The aim of scientists developing new methods and software has predominantly been the creation of tools that provide accurate results, as this is overwhelmingly the concern of users (and rightly so). However, given the limited funding and scarcity of academic status given to those developing new software, these new methods often have less than ideal software quality and user friendliness, especially for methods developed outside one of only a few very well resourced bioinformatic method development teams (e.g. Broad Institute, Wellcome Trust, Sanger Centre). While such tools are obviously preferable to well-designed, user friendly, but methodologically inferior software, we need to acknowledge that the state of academic re- search software often imposes a significant intellectual burden on users. As an example, one software crucial to analyses performed in Chapter 6 had a bug which caused incorrect results to be produced from our dataset. To find and fix this bug, I required the ability to debug running C++ programs, and then deep knowledge of both C++ and the metric of interest. Without my background in software engineering this fix would not have been possible, and I would either have detected this error and terminated those analyses, or worse carried these incorrect outputs on to further analyses. I see it as the responsibility of tool developers to en- sure their users need not be experts in software engineering to run their software successfully, a low bar that many bioinformatic methods fail to meet. Only through increased respect and funding for method development can we improve this situation.
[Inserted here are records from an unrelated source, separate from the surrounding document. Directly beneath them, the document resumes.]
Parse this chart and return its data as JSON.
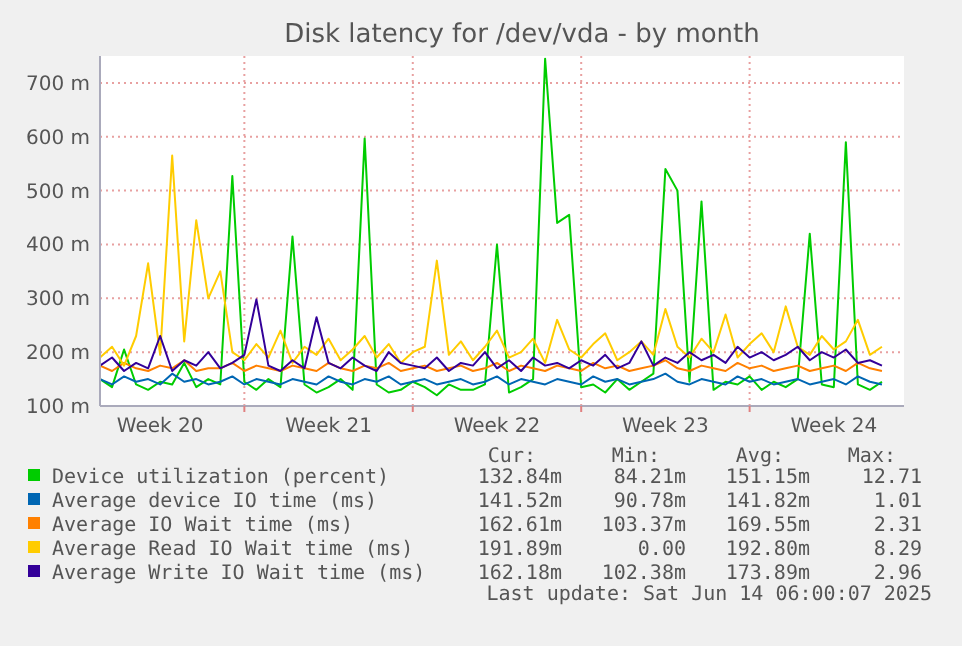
{
  "chart_data": {
    "type": "line",
    "title": "Disk latency for /dev/vda - by month",
    "x": [
      "2025-05-13",
      "2025-05-13T12:00",
      "2025-05-14",
      "2025-05-14T12:00",
      "2025-05-15",
      "2025-05-15T12:00",
      "2025-05-16",
      "2025-05-16T12:00",
      "2025-05-17",
      "2025-05-17T12:00",
      "2025-05-18",
      "2025-05-18T12:00",
      "2025-05-19",
      "2025-05-19T12:00",
      "2025-05-20",
      "2025-05-20T12:00",
      "2025-05-21",
      "2025-05-21T12:00",
      "2025-05-22",
      "2025-05-22T12:00",
      "2025-05-23",
      "2025-05-23T12:00",
      "2025-05-24",
      "2025-05-24T12:00",
      "2025-05-25",
      "2025-05-25T12:00",
      "2025-05-26",
      "2025-05-26T12:00",
      "2025-05-27",
      "2025-05-27T12:00",
      "2025-05-28",
      "2025-05-28T12:00",
      "2025-05-29",
      "2025-05-29T12:00",
      "2025-05-30",
      "2025-05-30T12:00",
      "2025-05-31",
      "2025-05-31T12:00",
      "2025-06-01",
      "2025-06-01T12:00",
      "2025-06-02",
      "2025-06-02T12:00",
      "2025-06-03",
      "2025-06-03T12:00",
      "2025-06-04",
      "2025-06-04T12:00",
      "2025-06-05",
      "2025-06-05T12:00",
      "2025-06-06",
      "2025-06-06T12:00",
      "2025-06-07",
      "2025-06-07T12:00",
      "2025-06-08",
      "2025-06-08T12:00",
      "2025-06-09",
      "2025-06-09T12:00",
      "2025-06-10",
      "2025-06-10T12:00",
      "2025-06-11",
      "2025-06-11T12:00",
      "2025-06-12",
      "2025-06-12T12:00",
      "2025-06-13",
      "2025-06-13T12:00",
      "2025-06-14",
      "2025-06-14T12:00"
    ],
    "series": [
      {
        "name": "Device utilization (percent)",
        "color": "#00cc00",
        "values": [
          150,
          135,
          205,
          140,
          130,
          145,
          140,
          180,
          135,
          150,
          140,
          527,
          145,
          130,
          150,
          135,
          415,
          140,
          125,
          135,
          150,
          130,
          597,
          140,
          125,
          130,
          145,
          135,
          120,
          140,
          130,
          130,
          140,
          400,
          125,
          135,
          150,
          745,
          440,
          455,
          135,
          140,
          125,
          150,
          130,
          145,
          160,
          540,
          500,
          145,
          480,
          130,
          145,
          140,
          155,
          130,
          145,
          135,
          150,
          420,
          140,
          135,
          590,
          140,
          130,
          145
        ]
      },
      {
        "name": "Average device IO time (ms)",
        "color": "#0066b3",
        "values": [
          150,
          140,
          155,
          145,
          150,
          140,
          160,
          145,
          150,
          140,
          145,
          155,
          140,
          150,
          145,
          140,
          150,
          145,
          140,
          155,
          145,
          140,
          150,
          145,
          155,
          140,
          145,
          150,
          140,
          145,
          150,
          140,
          145,
          155,
          140,
          150,
          145,
          140,
          150,
          145,
          140,
          155,
          145,
          150,
          140,
          145,
          150,
          160,
          145,
          140,
          150,
          145,
          140,
          155,
          145,
          150,
          140,
          145,
          150,
          140,
          145,
          150,
          140,
          155,
          145,
          140
        ]
      },
      {
        "name": "Average IO Wait time (ms)",
        "color": "#ff8000",
        "values": [
          175,
          165,
          180,
          170,
          165,
          175,
          170,
          185,
          165,
          170,
          170,
          180,
          165,
          175,
          170,
          165,
          175,
          170,
          165,
          180,
          170,
          165,
          175,
          170,
          180,
          165,
          170,
          175,
          165,
          170,
          175,
          165,
          170,
          180,
          165,
          175,
          170,
          165,
          175,
          170,
          165,
          180,
          170,
          175,
          165,
          170,
          175,
          185,
          170,
          165,
          175,
          170,
          165,
          180,
          170,
          175,
          165,
          170,
          175,
          165,
          170,
          175,
          165,
          180,
          170,
          165
        ]
      },
      {
        "name": "Average Read IO Wait time (ms)",
        "color": "#ffcc00",
        "values": [
          190,
          210,
          175,
          230,
          365,
          195,
          565,
          220,
          445,
          300,
          350,
          200,
          185,
          215,
          190,
          240,
          180,
          210,
          195,
          225,
          185,
          205,
          230,
          190,
          215,
          180,
          200,
          210,
          370,
          195,
          220,
          185,
          210,
          240,
          190,
          200,
          225,
          180,
          260,
          205,
          190,
          215,
          235,
          185,
          200,
          220,
          195,
          280,
          210,
          190,
          225,
          200,
          270,
          190,
          215,
          235,
          200,
          285,
          210,
          195,
          230,
          205,
          220,
          260,
          195,
          210
        ]
      },
      {
        "name": "Average Write IO Wait time (ms)",
        "color": "#330099",
        "values": [
          175,
          190,
          165,
          180,
          170,
          230,
          165,
          185,
          175,
          200,
          170,
          180,
          195,
          298,
          175,
          165,
          185,
          170,
          265,
          180,
          170,
          190,
          175,
          165,
          200,
          180,
          175,
          170,
          190,
          165,
          180,
          175,
          200,
          170,
          185,
          165,
          190,
          175,
          180,
          170,
          185,
          175,
          195,
          170,
          180,
          220,
          175,
          190,
          180,
          200,
          185,
          195,
          180,
          210,
          190,
          200,
          185,
          195,
          210,
          185,
          200,
          190,
          205,
          180,
          185,
          175
        ]
      }
    ],
    "xlim": [
      "2025-05-13",
      "2025-06-15T10:00"
    ],
    "xticks": [
      {
        "value": "2025-05-15T12:00",
        "label": "Week 20"
      },
      {
        "value": "2025-05-19",
        "label": null
      },
      {
        "value": "2025-05-22T12:00",
        "label": "Week 21"
      },
      {
        "value": "2025-05-26",
        "label": null
      },
      {
        "value": "2025-05-29T12:00",
        "label": "Week 22"
      },
      {
        "value": "2025-06-02",
        "label": null
      },
      {
        "value": "2025-06-05T12:00",
        "label": "Week 23"
      },
      {
        "value": "2025-06-09",
        "label": null
      },
      {
        "value": "2025-06-12T12:00",
        "label": "Week 24"
      }
    ],
    "ylim": [
      100,
      750
    ],
    "yticks": [
      {
        "value": 100,
        "label": "100 m"
      },
      {
        "value": 200,
        "label": "200 m"
      },
      {
        "value": 300,
        "label": "300 m"
      },
      {
        "value": 400,
        "label": "400 m"
      },
      {
        "value": 500,
        "label": "500 m"
      },
      {
        "value": 600,
        "label": "600 m"
      },
      {
        "value": 700,
        "label": "700 m"
      }
    ],
    "grid": true,
    "legend": "bottom",
    "marker": "none",
    "line_style": "solid",
    "annotations": [
      "Cur:",
      "Min:",
      "Avg:",
      "Max:",
      "132.84m",
      "84.21m",
      "151.15m",
      "12.71",
      "141.52m",
      "90.78m",
      "141.82m",
      "1.01",
      "162.61m",
      "103.37m",
      "169.55m",
      "2.31",
      "191.89m",
      "0.00",
      "192.80m",
      "8.29",
      "162.18m",
      "102.38m",
      "173.89m",
      "2.96",
      "Last update: Sat Jun 14 06:00:07 2025"
    ]
  }
}
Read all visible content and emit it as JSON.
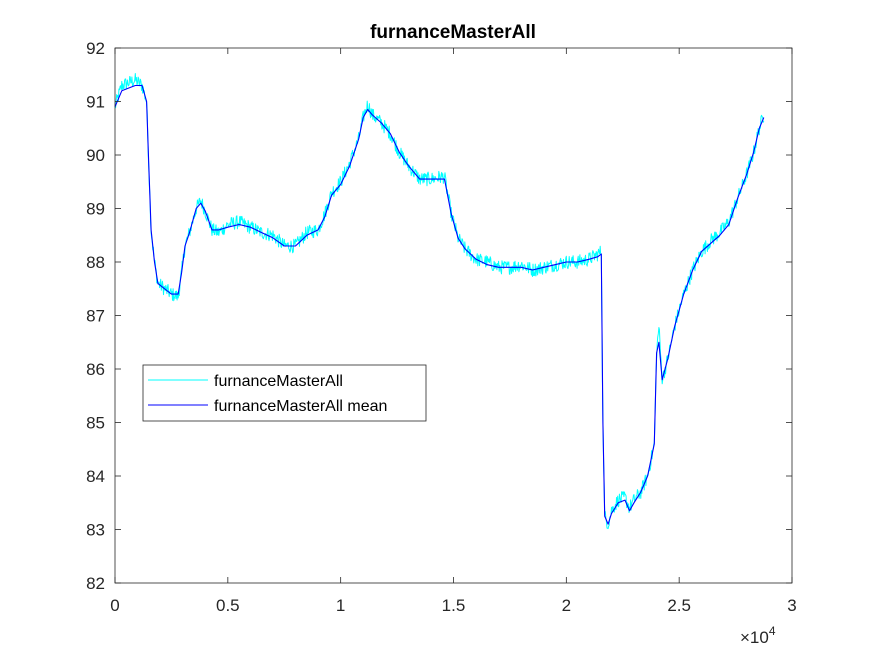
{
  "chart_data": {
    "type": "line",
    "title": "furnanceMasterAll",
    "xlabel": "",
    "ylabel": "",
    "xlim": [
      0,
      30000
    ],
    "ylim": [
      82,
      92
    ],
    "x_exponent_label": "×10",
    "x_exponent_power": "4",
    "x_ticks": [
      0,
      5000,
      10000,
      15000,
      20000,
      25000,
      30000
    ],
    "x_tick_labels": [
      "0",
      "0.5",
      "1",
      "1.5",
      "2",
      "2.5",
      "3"
    ],
    "y_ticks": [
      82,
      83,
      84,
      85,
      86,
      87,
      88,
      89,
      90,
      91,
      92
    ],
    "y_tick_labels": [
      "82",
      "83",
      "84",
      "85",
      "86",
      "87",
      "88",
      "89",
      "90",
      "91",
      "92"
    ],
    "grid": false,
    "legend_position": "left",
    "series": [
      {
        "name": "furnanceMasterAll",
        "color": "#00ffff",
        "x": [
          0,
          300,
          600,
          900,
          1200,
          1400,
          1500,
          1600,
          1750,
          1900,
          2200,
          2500,
          2800,
          2950,
          3100,
          3300,
          3600,
          3800,
          4000,
          4300,
          4600,
          5000,
          5500,
          6000,
          6500,
          7000,
          7500,
          8000,
          8500,
          9000,
          9300,
          9600,
          10000,
          10400,
          10800,
          11000,
          11200,
          11400,
          11800,
          12200,
          12600,
          13000,
          13500,
          14000,
          14600,
          14900,
          15200,
          15500,
          16000,
          16500,
          17000,
          17500,
          18000,
          18500,
          19000,
          19500,
          20000,
          20500,
          21000,
          21400,
          21550,
          21620,
          21700,
          21850,
          22000,
          22300,
          22600,
          22800,
          23000,
          23300,
          23600,
          23900,
          24000,
          24100,
          24250,
          24500,
          24800,
          25200,
          25600,
          26000,
          26400,
          26800,
          27200,
          27600,
          28000,
          28300,
          28550,
          28750
        ],
        "y": [
          90.9,
          91.3,
          91.35,
          91.4,
          91.3,
          91.0,
          89.8,
          88.6,
          88.0,
          87.6,
          87.5,
          87.4,
          87.35,
          87.8,
          88.3,
          88.55,
          89.0,
          89.15,
          88.95,
          88.6,
          88.55,
          88.7,
          88.75,
          88.65,
          88.55,
          88.5,
          88.3,
          88.3,
          88.55,
          88.6,
          88.9,
          89.3,
          89.5,
          89.85,
          90.3,
          90.7,
          90.95,
          90.75,
          90.6,
          90.4,
          90.05,
          89.8,
          89.55,
          89.55,
          89.6,
          88.9,
          88.45,
          88.25,
          88.05,
          88.0,
          87.9,
          87.9,
          87.95,
          87.85,
          87.9,
          87.95,
          88.0,
          88.0,
          88.05,
          88.15,
          88.2,
          85.0,
          83.25,
          83.1,
          83.35,
          83.55,
          83.6,
          83.4,
          83.55,
          83.7,
          84.0,
          84.6,
          86.3,
          86.8,
          85.8,
          86.2,
          86.8,
          87.4,
          87.85,
          88.2,
          88.4,
          88.55,
          88.75,
          89.2,
          89.65,
          90.05,
          90.5,
          90.75
        ],
        "noise": 0.13
      },
      {
        "name": "furnanceMasterAll mean",
        "color": "#0000ff",
        "x": [
          0,
          300,
          600,
          900,
          1200,
          1400,
          1500,
          1600,
          1750,
          1900,
          2200,
          2500,
          2800,
          2950,
          3100,
          3300,
          3600,
          3800,
          4000,
          4300,
          4600,
          5000,
          5500,
          6000,
          6500,
          7000,
          7500,
          8000,
          8500,
          9000,
          9300,
          9600,
          10000,
          10400,
          10800,
          11000,
          11200,
          11400,
          11800,
          12200,
          12600,
          13000,
          13500,
          14000,
          14600,
          14900,
          15200,
          15500,
          16000,
          16500,
          17000,
          17500,
          18000,
          18500,
          19000,
          19500,
          20000,
          20500,
          21000,
          21400,
          21550,
          21620,
          21700,
          21850,
          22000,
          22300,
          22600,
          22800,
          23000,
          23300,
          23600,
          23900,
          24000,
          24100,
          24250,
          24500,
          24800,
          25200,
          25600,
          26000,
          26400,
          26800,
          27200,
          27600,
          28000,
          28300,
          28550,
          28750
        ],
        "y": [
          90.9,
          91.2,
          91.25,
          91.3,
          91.3,
          91.0,
          89.8,
          88.6,
          88.0,
          87.6,
          87.5,
          87.4,
          87.4,
          87.8,
          88.3,
          88.55,
          89.0,
          89.1,
          88.95,
          88.6,
          88.6,
          88.65,
          88.7,
          88.65,
          88.55,
          88.45,
          88.3,
          88.3,
          88.5,
          88.6,
          88.85,
          89.25,
          89.45,
          89.8,
          90.3,
          90.7,
          90.85,
          90.75,
          90.6,
          90.4,
          90.05,
          89.8,
          89.55,
          89.55,
          89.55,
          88.9,
          88.45,
          88.25,
          88.05,
          87.95,
          87.9,
          87.9,
          87.9,
          87.85,
          87.9,
          87.95,
          88.0,
          88.0,
          88.05,
          88.1,
          88.15,
          85.0,
          83.25,
          83.1,
          83.3,
          83.5,
          83.55,
          83.35,
          83.5,
          83.7,
          84.0,
          84.6,
          86.3,
          86.5,
          85.8,
          86.2,
          86.8,
          87.4,
          87.85,
          88.2,
          88.35,
          88.5,
          88.7,
          89.2,
          89.65,
          90.05,
          90.5,
          90.7
        ]
      }
    ]
  }
}
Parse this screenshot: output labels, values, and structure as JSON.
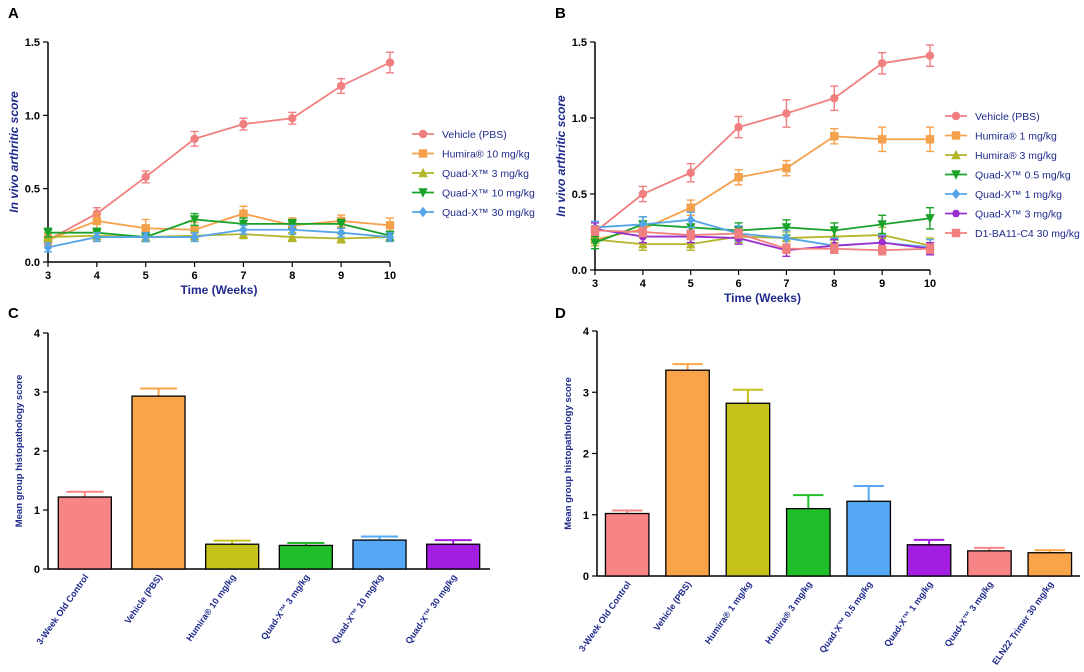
{
  "panel_letters": {
    "A": "A",
    "B": "B",
    "C": "C",
    "D": "D"
  },
  "chart_data": [
    {
      "panel": "A",
      "type": "line",
      "ylabel": "In vivo arthritic score",
      "xlabel": "Time (Weeks)",
      "xlim": [
        3,
        10
      ],
      "ylim": [
        0,
        1.5
      ],
      "xticks": [
        "3",
        "4",
        "5",
        "6",
        "7",
        "8",
        "9",
        "10"
      ],
      "yticks": [
        "0.0",
        "0.5",
        "1.0",
        "1.5"
      ],
      "x": [
        3,
        4,
        5,
        6,
        7,
        8,
        9,
        10
      ],
      "series": [
        {
          "name": "Vehicle (PBS)",
          "color": "#f07f7f",
          "marker": "circle",
          "values": [
            0.15,
            0.33,
            0.58,
            0.84,
            0.94,
            0.98,
            1.2,
            1.36
          ],
          "errors": [
            0.03,
            0.04,
            0.04,
            0.05,
            0.04,
            0.04,
            0.05,
            0.07
          ]
        },
        {
          "name": "Humira® 10 mg/kg",
          "color": "#f5a04a",
          "marker": "square",
          "values": [
            0.15,
            0.28,
            0.23,
            0.22,
            0.33,
            0.25,
            0.28,
            0.25
          ],
          "errors": [
            0.04,
            0.05,
            0.06,
            0.05,
            0.05,
            0.05,
            0.04,
            0.05
          ]
        },
        {
          "name": "Quad-X™ 3 mg/kg",
          "color": "#b5b52a",
          "marker": "triangle-up",
          "values": [
            0.17,
            0.18,
            0.17,
            0.18,
            0.19,
            0.17,
            0.16,
            0.17
          ],
          "errors": [
            0.03,
            0.03,
            0.03,
            0.03,
            0.03,
            0.03,
            0.03,
            0.03
          ]
        },
        {
          "name": "Quad-X™ 10 mg/kg",
          "color": "#1aa32a",
          "marker": "triangle-down",
          "values": [
            0.2,
            0.2,
            0.17,
            0.29,
            0.26,
            0.26,
            0.26,
            0.18
          ],
          "errors": [
            0.03,
            0.03,
            0.03,
            0.04,
            0.04,
            0.03,
            0.03,
            0.03
          ]
        },
        {
          "name": "Quad-X™ 30 mg/kg",
          "color": "#55a5e8",
          "marker": "diamond",
          "values": [
            0.1,
            0.17,
            0.17,
            0.17,
            0.22,
            0.22,
            0.2,
            0.17
          ],
          "errors": [
            0.03,
            0.03,
            0.03,
            0.03,
            0.03,
            0.03,
            0.03,
            0.03
          ]
        }
      ]
    },
    {
      "panel": "B",
      "type": "line",
      "ylabel": "In vivo arthritic score",
      "xlabel": "Time (Weeks)",
      "xlim": [
        3,
        10
      ],
      "ylim": [
        0,
        1.5
      ],
      "xticks": [
        "3",
        "4",
        "5",
        "6",
        "7",
        "8",
        "9",
        "10"
      ],
      "yticks": [
        "0.0",
        "0.5",
        "1.0",
        "1.5"
      ],
      "x": [
        3,
        4,
        5,
        6,
        7,
        8,
        9,
        10
      ],
      "series": [
        {
          "name": "Vehicle (PBS)",
          "color": "#f07f7f",
          "marker": "circle",
          "values": [
            0.25,
            0.5,
            0.64,
            0.94,
            1.03,
            1.13,
            1.36,
            1.41
          ],
          "errors": [
            0.04,
            0.05,
            0.06,
            0.07,
            0.09,
            0.08,
            0.07,
            0.07
          ]
        },
        {
          "name": "Humira® 1 mg/kg",
          "color": "#f5a04a",
          "marker": "square",
          "values": [
            0.2,
            0.27,
            0.41,
            0.61,
            0.67,
            0.88,
            0.86,
            0.86
          ],
          "errors": [
            0.04,
            0.05,
            0.05,
            0.05,
            0.05,
            0.05,
            0.08,
            0.08
          ]
        },
        {
          "name": "Humira® 3 mg/kg",
          "color": "#b5b52a",
          "marker": "triangle-up",
          "values": [
            0.2,
            0.17,
            0.17,
            0.22,
            0.21,
            0.22,
            0.23,
            0.16
          ],
          "errors": [
            0.04,
            0.04,
            0.04,
            0.04,
            0.04,
            0.04,
            0.05,
            0.05
          ]
        },
        {
          "name": "Quad-X™ 0.5 mg/kg",
          "color": "#1aa32a",
          "marker": "triangle-down",
          "values": [
            0.18,
            0.3,
            0.28,
            0.26,
            0.28,
            0.26,
            0.3,
            0.34
          ],
          "errors": [
            0.04,
            0.05,
            0.05,
            0.05,
            0.05,
            0.05,
            0.06,
            0.07
          ]
        },
        {
          "name": "Quad-X™ 1 mg/kg",
          "color": "#55a5e8",
          "marker": "diamond",
          "values": [
            0.28,
            0.3,
            0.33,
            0.24,
            0.21,
            0.16,
            0.18,
            0.15
          ],
          "errors": [
            0.04,
            0.05,
            0.05,
            0.05,
            0.05,
            0.05,
            0.05,
            0.05
          ]
        },
        {
          "name": "Quad-X™ 3 mg/kg",
          "color": "#9b2ecf",
          "marker": "hexagon",
          "values": [
            0.27,
            0.22,
            0.22,
            0.21,
            0.13,
            0.16,
            0.18,
            0.14
          ],
          "errors": [
            0.04,
            0.04,
            0.04,
            0.04,
            0.04,
            0.04,
            0.04,
            0.04
          ]
        },
        {
          "name": "D1-BA11-C4 30 mg/kg",
          "color": "#f07f7f",
          "marker": "square",
          "values": [
            0.26,
            0.25,
            0.23,
            0.24,
            0.14,
            0.14,
            0.13,
            0.14
          ],
          "errors": [
            0.03,
            0.03,
            0.03,
            0.03,
            0.03,
            0.03,
            0.03,
            0.03
          ]
        }
      ]
    },
    {
      "panel": "C",
      "type": "bar",
      "ylabel": "Mean group histopathology score",
      "ylim": [
        0,
        4
      ],
      "yticks": [
        "0",
        "1",
        "2",
        "3",
        "4"
      ],
      "categories": [
        "3-Week Old Control",
        "Vehicle (PBS)",
        "Humira® 10 mg/kg",
        "Quad-X™ 3 mg/kg",
        "Quad-X™ 10 mg/kg",
        "Quad-X™ 30 mg/kg"
      ],
      "values": [
        1.22,
        2.93,
        0.42,
        0.4,
        0.49,
        0.42
      ],
      "errors": [
        0.09,
        0.13,
        0.06,
        0.04,
        0.06,
        0.07
      ],
      "colors": [
        "#f78585",
        "#f9a449",
        "#c5c21b",
        "#1fbf2a",
        "#55a8f4",
        "#a31ee0"
      ]
    },
    {
      "panel": "D",
      "type": "bar",
      "ylabel": "Mean group histopathology score",
      "ylim": [
        0,
        4
      ],
      "yticks": [
        "0",
        "1",
        "2",
        "3",
        "4"
      ],
      "categories": [
        "3-Week Old Control",
        "Vehicle (PBS)",
        "Humira® 1 mg/kg",
        "Humira® 3 mg/kg",
        "Quad-X™ 0.5 mg/kg",
        "Quad-X™ 1 mg/kg",
        "Quad-X™ 3 mg/kg",
        "ELN22 Trimer 30 mg/kg"
      ],
      "values": [
        1.02,
        3.36,
        2.82,
        1.1,
        1.22,
        0.51,
        0.41,
        0.38
      ],
      "errors": [
        0.05,
        0.1,
        0.22,
        0.22,
        0.25,
        0.08,
        0.05,
        0.04
      ],
      "colors": [
        "#f78585",
        "#f9a449",
        "#c5c21b",
        "#1fbf2a",
        "#55a8f4",
        "#a31ee0",
        "#f78585",
        "#f9a449"
      ]
    }
  ]
}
In both Chapters 4 and 5, I demonstrate that the analysis of genomic data from leading- edge molecular methods can require the development of new software, often initially specific to some larger genomic project. This implies that direct collaboration between field biologists and computational biologists is just as important as the collaborations that typically exist between field biologists and the molecular biologists whose expertise generates these datasets. Going further, the training of field biologists in bioinformatics is no less important than their training in molecular biology. We must prevent the biologists of the future being either insufficiently confident or skilled computationally to analyse the large datasets that they will be able to generate with minimal expense. Good experimental design depends on knowledge across field, molecular, and computational biology, and when these skills are jointly brought to bear, exciting and now published results, methods, and findings have appeared.